Hors-série Recherche appliquée (5/10)
5 questions à Agnès Florin sur la scolarisation avant trois ans

Professeur de psychologie, responsable du laboratoire "Education, cognition et développement" (Labécd) à l’université de Nantes, Agnès Florin consacre une partie de ses recherches à la scolarisation des enfants de moins de trois ans.

Quelle est votre opinion sur la scolarisation des enfants âgés de deux à trois ans ?

J’y suis plutôt favorable, mais pas pour tous les enfants et pas dans toutes les écoles. D’ailleurs, lorsque l’on évoque la scolarisation des enfants entre deux et trois ans, il faut savoir que la plupart ont entre deux ans et demi et trois ans. Ces six mois sont importants car, pour pouvoir aller à l’école, l’enfant doit savoir contrôler ses sphincters et ne doit pas être un gros dormeur du matin. Par ailleurs, il faut qu’il soit en bonne santé. Mais par delà ces aspects purement physiologiques, il faut également qu’il possède un mode d’expression, verbal ou non verbal, sinon il sera malheureux. Car il aborde de nouvelles phases de son développement, découvrant la dimension collective de la communication puis, rapidement, passant de la communication à la verbalisation.

De son côté, quelles caractéristiques l’école doit-elle avoir ?

L’école doit avoir aménagé des passerelles entre le monde d’où vient l’enfant et celui où il arrive. Au début, cela peut prendre la forme d’un accompagnement par les parents ou d’une visite des grands de la crèche, qui viennent voir comment les choses se passent. Les enseignants doivent d’ailleurs avoir des liens avec les autres professionnels de la petite enfance. L’offre d’accueil doit également être modulée pour que l’enfant ne passe pas directement à la journée continue, avec garderie le matin et le soir, pendant toute la semaine ! Enfin, les locaux doivent être adaptés à ses capacités : les écoles avec escaliers, longs couloirs et sanitaires en hauteur sont évidemment à bannir. En fait, dans le domaine du développement physique et moteur, son équilibre est encore instable.

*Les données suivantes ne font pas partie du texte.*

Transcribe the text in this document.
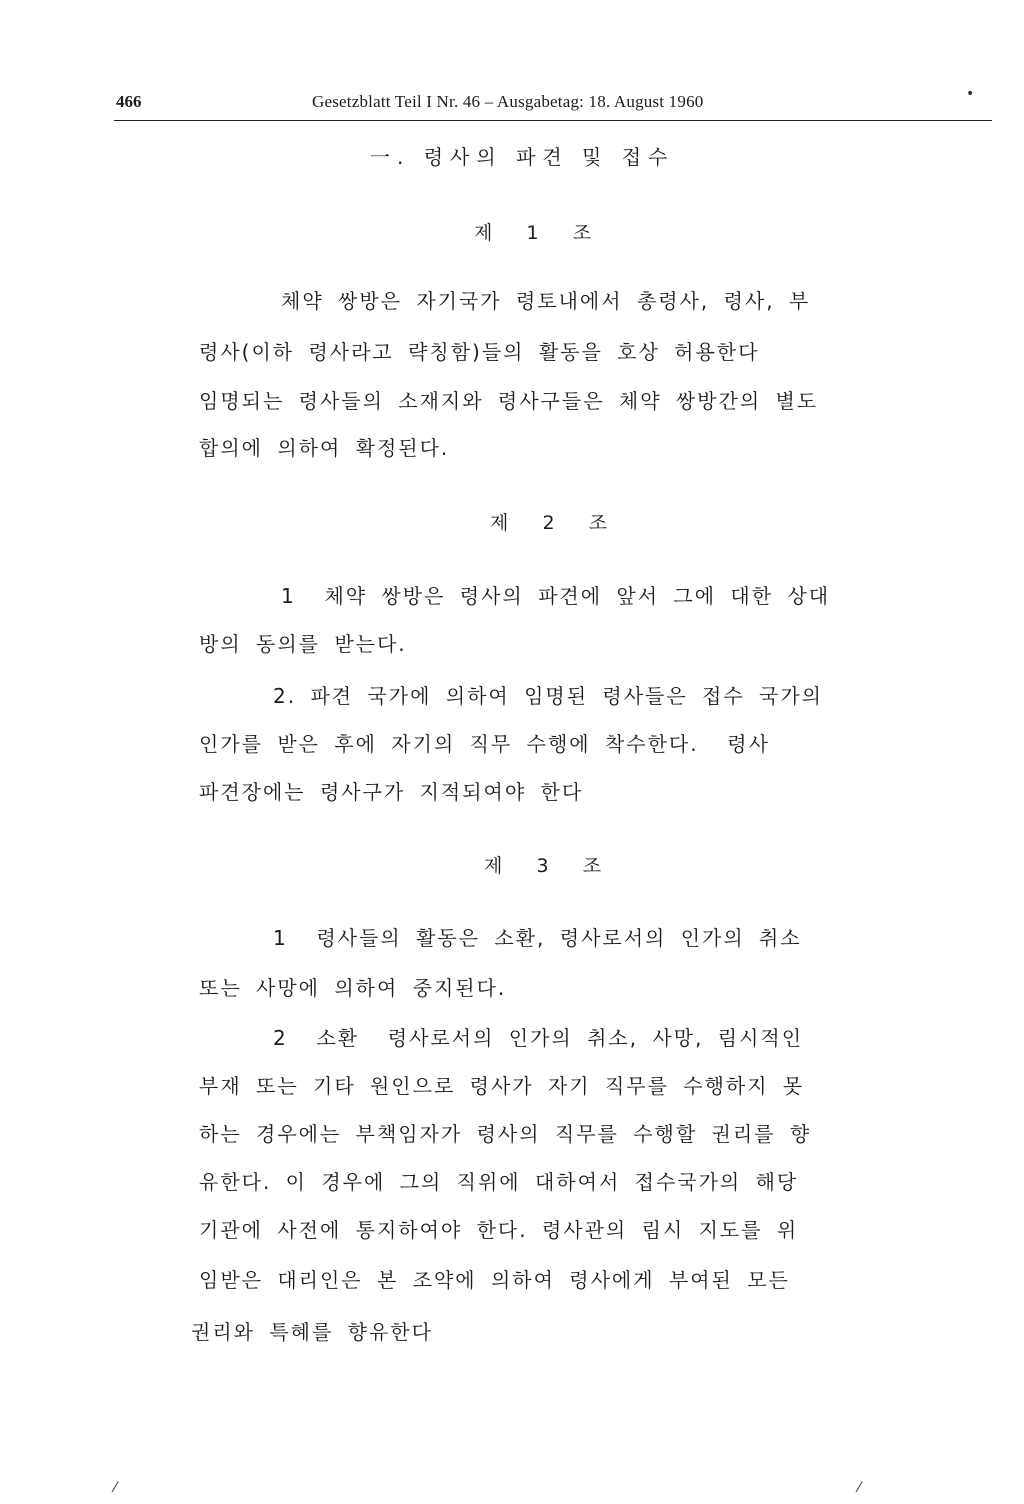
466	Gesetzblatt Teil I Nr. 46 – Ausgabetag: 18. August 1960
一. 령사의 파견 및 접수
제    1    조
체약 쌍방은 자기국가 령토내에서 총령사, 령사, 부
령사(이하 령사라고 략칭함)들의 활동을 호상 허용한다
임명되는 령사들의 소재지와 령사구들은 체약 쌍방간의 별도
합의에 의하여 확정된다.
제    2    조
1  체약 쌍방은 령사의 파견에 앞서 그에 대한 상대
방의 동의를 받는다.
2. 파견 국가에 의하여 임명된 령사들은 접수 국가의
인가를 받은 후에 자기의 직무 수행에 착수한다.  령사
파견장에는 령사구가 지적되여야 한다
제    3    조
1  령사들의 활동은 소환, 령사로서의 인가의 취소
또는 사망에 의하여 중지된다.
2  소환  령사로서의 인가의 취소, 사망, 림시적인
부재 또는 기타 원인으로 령사가 자기 직무를 수행하지 못
하는 경우에는 부책임자가 령사의 직무를 수행할 권리를 향
유한다. 이 경우에 그의 직위에 대하여서 접수국가의 해당
기관에 사전에 통지하여야 한다. 령사관의 림시 지도를 위
임받은 대리인은 본 조약에 의하여 령사에게 부여된 모든
권리와 특혜를 향유한다
•
⁄	⁄
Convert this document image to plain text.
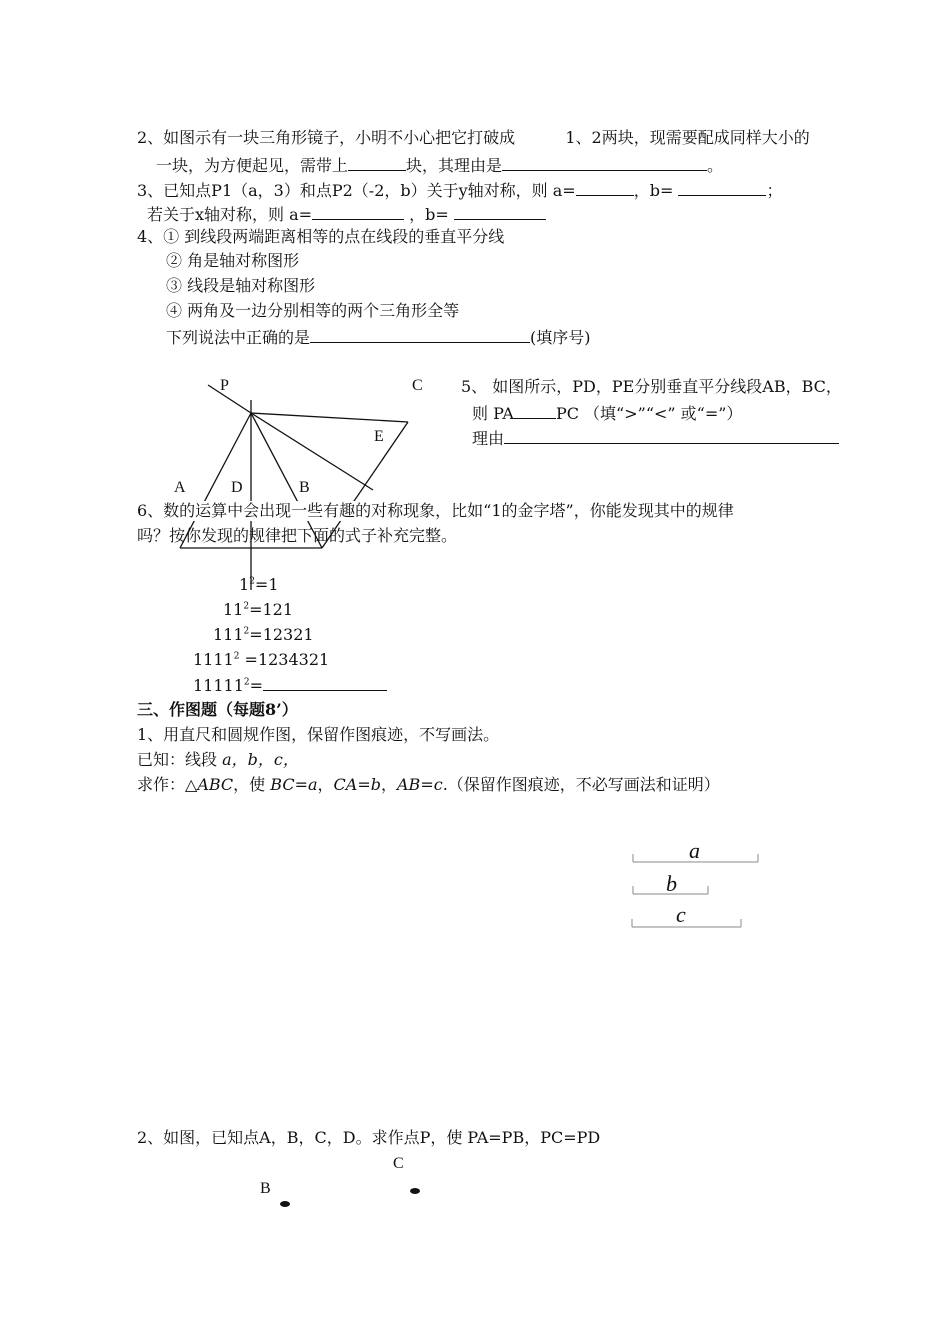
2、如图示有一块三角形镜子，小明不小心把它打破成	1、2两块，现需要配成同样大小的
一块，为方便起见，需带上	块，其理由是	。
3、已知点P1（a，3）和点P2（-2，b）关于y轴对称，则 a=	，b=	；
若关于x轴对称，则 a=	，b=
4、① 到线段两端距离相等的点在线段的垂直平分线
② 角是轴对称图形
③ 线段是轴对称图形
④ 两角及一边分别相等的两个三角形全等
下列说法中正确的是	(填序号)
5、 如图所示，PD，PE分别垂直平分线段AB，BC，
则 PA	PC （填“>”“<” 或“=”）
理由
P	C
E
A	D	B
a
b
c
B
C
6、数的运算中会出现一些有趣的对称现象，比如“1的金字塔”，你能发现其中的规律
吗？按你发现的规律把下面的式子补充完整。
$1^2=1$
$11^2=121$
$111^2=12321$
$1111^2 =1234321$
$11111^2=$
三、作图题（每题8’）
1、用直尺和圆规作图，保留作图痕迹，不写画法。
已知：线段 a，b，c，
求作：△ABC，使 BC=a，CA=b，AB=c.（保留作图痕迹，不必写画法和证明）
2、如图，已知点A，B，C，D。求作点P，使 PA=PB，PC=PD
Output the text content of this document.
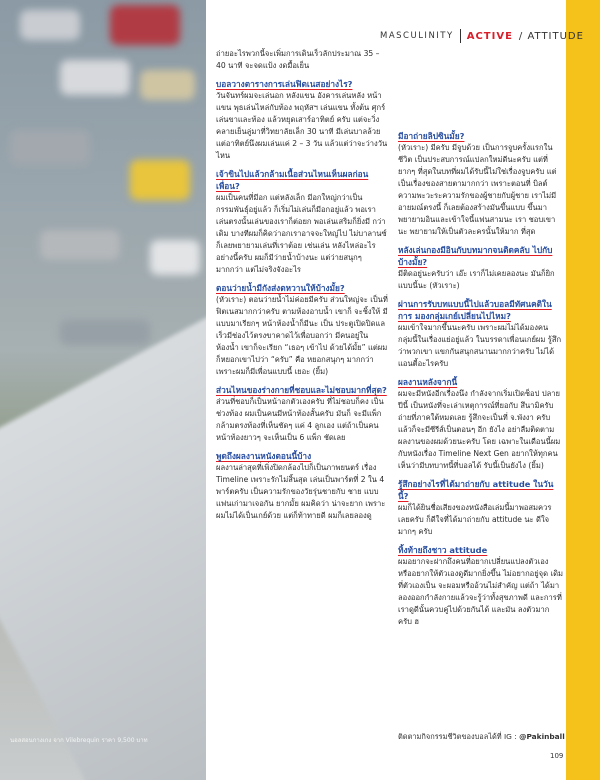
นอลสอนกางเกง จาก Vilebrequin ราคา 9,500 บาท
MASCULINITY ACTIVE / ATTITUDE

ถ่ายอะไรพวกนี้จะเพิ่มการเดินเร็วลักประมาณ 35 – 40 นาที จะจดแป้ง งดมื้อเย็น

บอลวางตารางการเล่นฟิตเนสอย่างไร?

วันจันทร์ผมจะเล่นอก หลังแขน อังคารเล่นหลัง หน้าแขน พุธเล่นไหล่กับท้อง พฤหัสฯ เล่นแขน ทั้งต้น ศุกร์เล่นขาและท้อง แล้วหยุดเสาร์อาทิตย์ ครับ แต่จะวิ่งคลายเย็นลู่มาที่วิทยาลัยเล็ก 30 นาที มีเล่นบาลล้วย แต่อาทิตย์นึงผมเล่นแค่ 2 – 3 วัน แล้วแต่ว่าจะว่างวันไหน

เจ้าขินไปแล้วกล้ามเนื้อส่วนไหนเห็นผลก่อนเพื่อน?

ผมเป็นคนที่มีอก แต่หลังเล็ก มีอกใหญ่กว่าเป็น กรรมพันธุ์อยู่แล้ว ก็เริ่มไม่เล่นก็มีอกอยู่แล้ว พอเรา เล่นตรงนั้นเล่นของเราก็ต่อยก พอเล่นเสริมก็ยิ่งมี กว่าเดิม บางทีผมก็คิดว่าอกเราอาจจะใหญ่ไป ไม่บาลานซ์ ก็เลยพยายามเล่นที่เราต้อย เช่นเล่น หลังไหล่อะไรอย่างนี้ครับ ผมก็มีว่ายน้ำบ้างนะ แต่ว่ายสนุกๆ มากกว่า แต่ไม่จริงจังอะไร

ตอนว่ายน้ำมีกังส่งตหวานให้บ้างมั้ย?

(หัวเราะ) ตอนว่ายน้ำไม่ค่อยมีครับ ส่วนใหญ่จะ เป็นที่ฟิตเนสมากกว่าครับ ตามห้องอาบน้ำ เขาก็ จะชิ้งให้ มีแบบมาเรียกๆ หน้าห้องน้ำก็มีนะ เป็น ประตูเปิดปิดแลเร็วมีช่องไว้ตรงขาคาดไว้เพื่อบอกว่า มีคนอยู่ในห้องน้ำ เขาก็จะเรียก “เธอๆ เข้าไป ด้วยได้มั้ย” แต่ผมก็หยอกเขาไปว่า “ครับ” คือ หยอกสนุกๆ มากกว่า เพราะผมก็มีเพื่อนแบบนี้ เยอะ (ยิ้ม)

ส่วนไหนของร่างกายที่ชอบและไม่ชอบมากที่สุด?

ส่วนที่ชอบก็เป็นหน้าอกตัวเองครับ ที่ไม่ชอบก็คง เป็นช่วงท้อง ผมเป็นคนมีหน้าท้องสั้นครับ มันก็ จะมีแพ็กกล้ามตรงท้องที่เห็นชัดๆ แค่ 4 ลูกเอง แต่ถ้าเป็นคนหน้าท้องยาวๆ จะเห็นเป็น 6 แพ็ก ชัดเลย

พูดถึงผลงานหนังตอนนี้บ้าง

ผลงานล่าสุดที่เพิ่งปิดกล้องไปก็เป็นภาพยนตร์ เรื่อง Timeline เพราะรักไม่สิ้นสุด เล่นเป็นพาร์ตที่ 2 ใน 4 พาร์ตครับ เป็นความรักของวัยรุ่นชายกับ ชาย แบบแฟนเก่ามาเจอกัน ยากมั้ย ผมคิดว่า น่าจะยาก เพราะผมไม่ได้เป็นเกย์ด้วย แต่ก็ท้าทายดี ผมก็เลยลองดู

มีอาถ่ายลิปซินมั้ย?

(หัวเราะ) มีครับ มีจูบด้วย เป็นการจูบครั้งแรกใน ชีวิต เป็นประสบการณ์แปลกใหม่ดีนะครับ แต่ที่ ยากๆ ที่สุดในบทที่ผมได้รับนี้ไม่ใช่เรื่องจูบครับ แต่เป็นเรื่องของสายตามากกว่า เพราะตอนที่ บิลต์ความพะวะระความรักของผู้ชายกับผู้ชาย เราไม่มีอายมณ์ตรงนี้ ก็เลยต้องสร้างมันขึ้นแบบ ขึ้นมา พยายามอินและเข้าใจนี้แฟนสามนะ เรา ชอบเขานะ พยายามให้เป็นตัวละครนั้นให้มาก ที่สุด

หลังเล่นกองมีอินกับบทมากจนติดคลับ ไปกับบ้างมั้ย?

มีติดอยู่นะครับว่า เอ๊ะ เราก็ไม่เคยลองนะ มันก็ยิกแบบนี้นะ (หัวเราะ)

ผ่านการรับบทแบบนี้ไปแล้วบอลมีทัศนคติในการ มองกลุ่มเกย์เปลี่ยนไปไหม?

ผมเข้าใจมากขึ้นนะครับ เพราะผมไม่ได้มองคน กลุ่มนี้ในเรื่องแย่อยู่แล้ว ในบรรดาเพื่อนเกย์ผม รู้สึกว่าพวกเขา แขกกันสนุกสนานมากกว่าครับ ไม่ได้แอนตี้อะไรครับ

ผลงานหลังจากนี้

ผมจะมีหนังอีกเรื่องนึง กำลังจากเริ่มเปิดช็อป ปลายปีนี้ เป็นหนังที่จะเล่าเหตุการณ์ที่ยอกับ สึนามิครับ ถ่ายที่ภาคใต้หมดเลย รู้สึกจะเป็นที่ จ.พังงา ครับ แล้วก็จะมีซีรีส์เป็นตอนๆ อีก ยังไง อย่าลืมติดตามผลงานของผมด้วยนะครับ โดย เฉพาะในเดือนนี้ผม กับหนังเรื่อง Timeline Next Gen อยากให้ทุกคนเห็นว่ามีบทบาทนี้ที่บอลได้ รับนี้เป็นยังไง (ยิ้ม)

รู้สึกอย่างไรที่ได้มาถ่ายกับ attitude ในวันนี้?

ผมก็ได้ยินชื่อเสียงของหนังสือเล่มนี้มาพอสมควร เลยครับ ก็ดีใจที่ได้มาถ่ายกับ attitude นะ ดีใจ มากๆ ครับ

ทิ้งท้ายถึงชาว attitude

ผมอยากจะฝากถึงคนที่อยากเปลี่ยนแปลงตัวเอง หรืออยากให้ตัวเองดูดีมากยิ่งขึ้น ไม่อยากอยู่จุด เดิมที่ตัวเองเป็น จะผอมหรืออ้วนไม่สำคัญ แต่ถ้า ได้มาลองออกกำลังกายแล้วจะรู้ว่าทั้งสุขภาพดี และการที่เราดูดีนั้นควบคู่ไปด้วยกันได้ และมัน ลงตัวมากครับ ฮ

ติดตามกิจกรรมชีวิตของบอลได้ที่ IG : @Pakinball
109
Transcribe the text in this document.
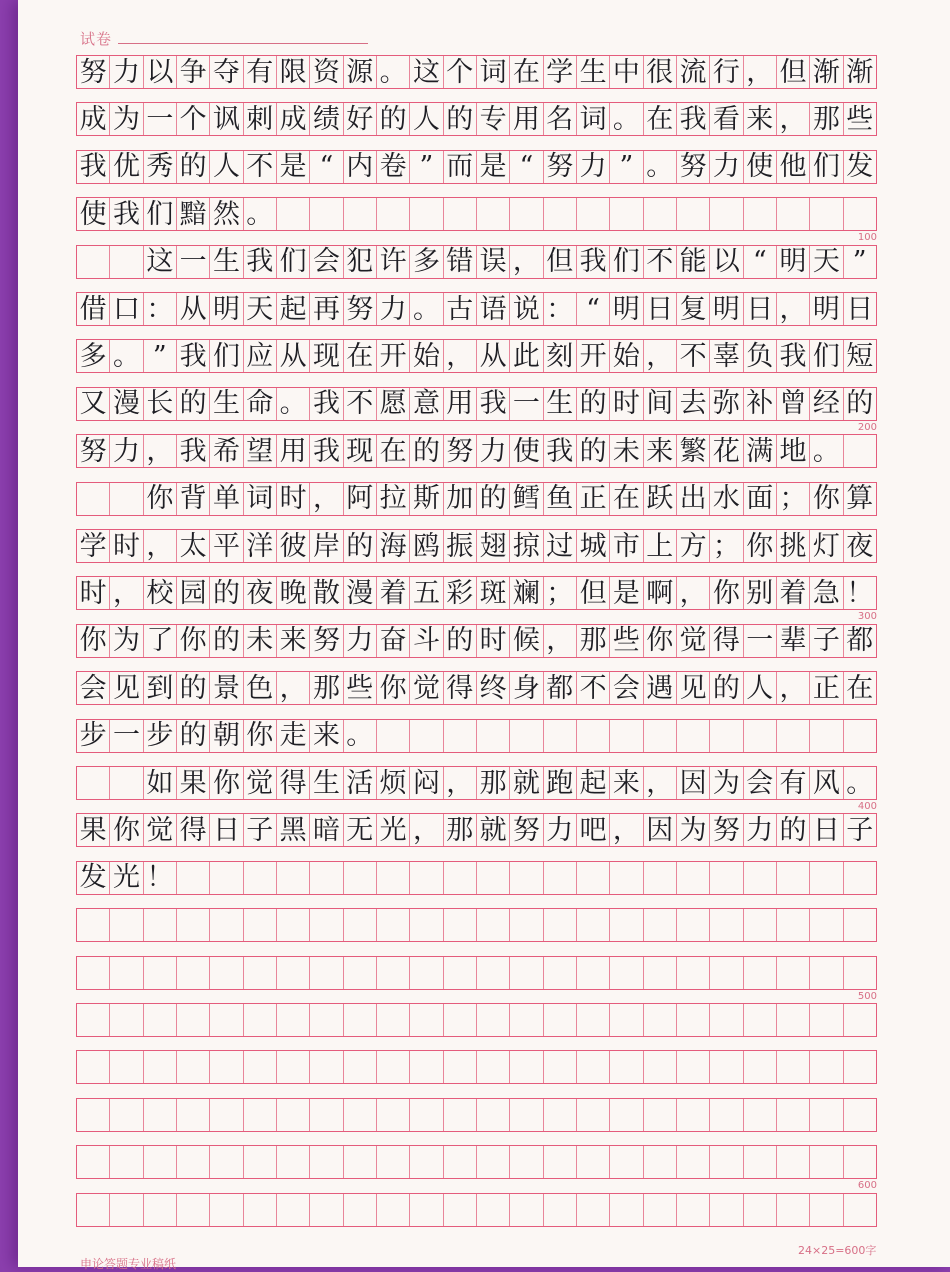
试卷
努 力 以 争 夺 有 限 资 源 。 这 个 词 在 学 生 中 很 流 行 ， 但 渐 渐
成 为 一 个 讽 刺 成 绩 好 的 人 的 专 用 名 词 。 在 我 看 来 ， 那 些
我 优 秀 的 人 不 是 “ 内 卷 ” 而 是 “ 努 力 ” 。 努 力 使 他 们 发
使 我 们 黯 然 。
100
这 一 生 我 们 会 犯 许 多 错 误 ， 但 我 们 不 能 以 “ 明 天 ”
借 口 ： 从 明 天 起 再 努 力 。 古 语 说 ： “ 明 日 复 明 日 ， 明 日
多 。 ” 我 们 应 从 现 在 开 始 ， 从 此 刻 开 始 ， 不 辜 负 我 们 短
又 漫 长 的 生 命 。 我 不 愿 意 用 我 一 生 的 时 间 去 弥 补 曾 经 的
200
努 力 ， 我 希 望 用 我 现 在 的 努 力 使 我 的 未 来 繁 花 满 地 。
你 背 单 词 时 ， 阿 拉 斯 加 的 鳕 鱼 正 在 跃 出 水 面 ； 你 算
学 时 ， 太 平 洋 彼 岸 的 海 鸥 振 翅 掠 过 城 市 上 方 ； 你 挑 灯 夜
时 ， 校 园 的 夜 晚 散 漫 着 五 彩 斑 斓 ； 但 是 啊 ， 你 别 着 急 ！
300
你 为 了 你 的 未 来 努 力 奋 斗 的 时 候 ， 那 些 你 觉 得 一 辈 子 都
会 见 到 的 景 色 ， 那 些 你 觉 得 终 身 都 不 会 遇 见 的 人 ， 正 在
步 一 步 的 朝 你 走 来 。
如 果 你 觉 得 生 活 烦 闷 ， 那 就 跑 起 来 ， 因 为 会 有 风 。
400
果 你 觉 得 日 子 黑 暗 无 光 ， 那 就 努 力 吧 ， 因 为 努 力 的 日 子
发 光 ！
500
600
申论答题专业稿纸
24×25=600字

Qu’apporte à un enfant le fait d’aller à l’école plutôt qu’à la crèche ?

La question ne se pose pas vraiment comme ça. Les recherches ont montré que ce qui importe pour un enfant, c’est de se retrouver dans un environnement qui lui permette de développer des liens avec d’autres partenaires, enfants ou adultes, que ceux de son cercle familial. C’est ainsi qu’il développera ses modes d’expression, et en particulier le langage. Car à partir de deux ans, l’enfant découvre la pensée symbolique, commence à utiliser des images pour représenter les objets. Quel que soit le lieu, tous ces processus doivent être encouragés. De toute façon, les parents font le plus souvent leur choix de manière pragmatique, en fonction des possibilités qui leur sont offertes localement et éventuellement des aides qu’ils reçoivent.

La scolarisation avant trois ans a-t-elle une influence sur la suite de la scolarité ?

Des enquêtes ont été menées sur ce sujet… spécifiquement français, puisque nous sommes le seul pays au monde, avec la Belgique, qui scolarise les enfants avant l’âge de trois ans. Toutes les études portant sur des populations nombreuses — l’une d’elles a permis de suivre près de 10.000 enfants — attestent de gains durables dans des domaines tels que la compréhension orale, les exercices numériques ou logiques et même l’écriture. Les bénéfices les plus importants concernent les enfants issus d’un milieu défavorisé et sont constatés au moins jusqu’à l’arrivée en cours préparatoire. Mais ils ne compensent pas totalement les différences induites par d’autres facteurs, comme le trimestre de naissance ou l’origine sociale. Sur un plan cognitif, la scolarisation précoce peut atténuer des différences, mais elle ne les supprime pas.

Vos travaux montrent que l’enfant se sent plus en sécurité à l’école qu’à la crèche…

Nous avons constaté cela en travaillant sur ce sujet avec une étudiante en thèse. C’est vrai que cet aspect nous a surpris. Cela tient sans doute à la stabilité de la personne référente. C’est un facteur important pour la qualité de l’attachement de l’enfant. A l’école, elle est unique, puisqu’il s’agit le plus souvent du maître ou de la maîtresse. A la crèche, le personnel est plus diversifié et les périodes de congés, par exemple, entraînent des rotations.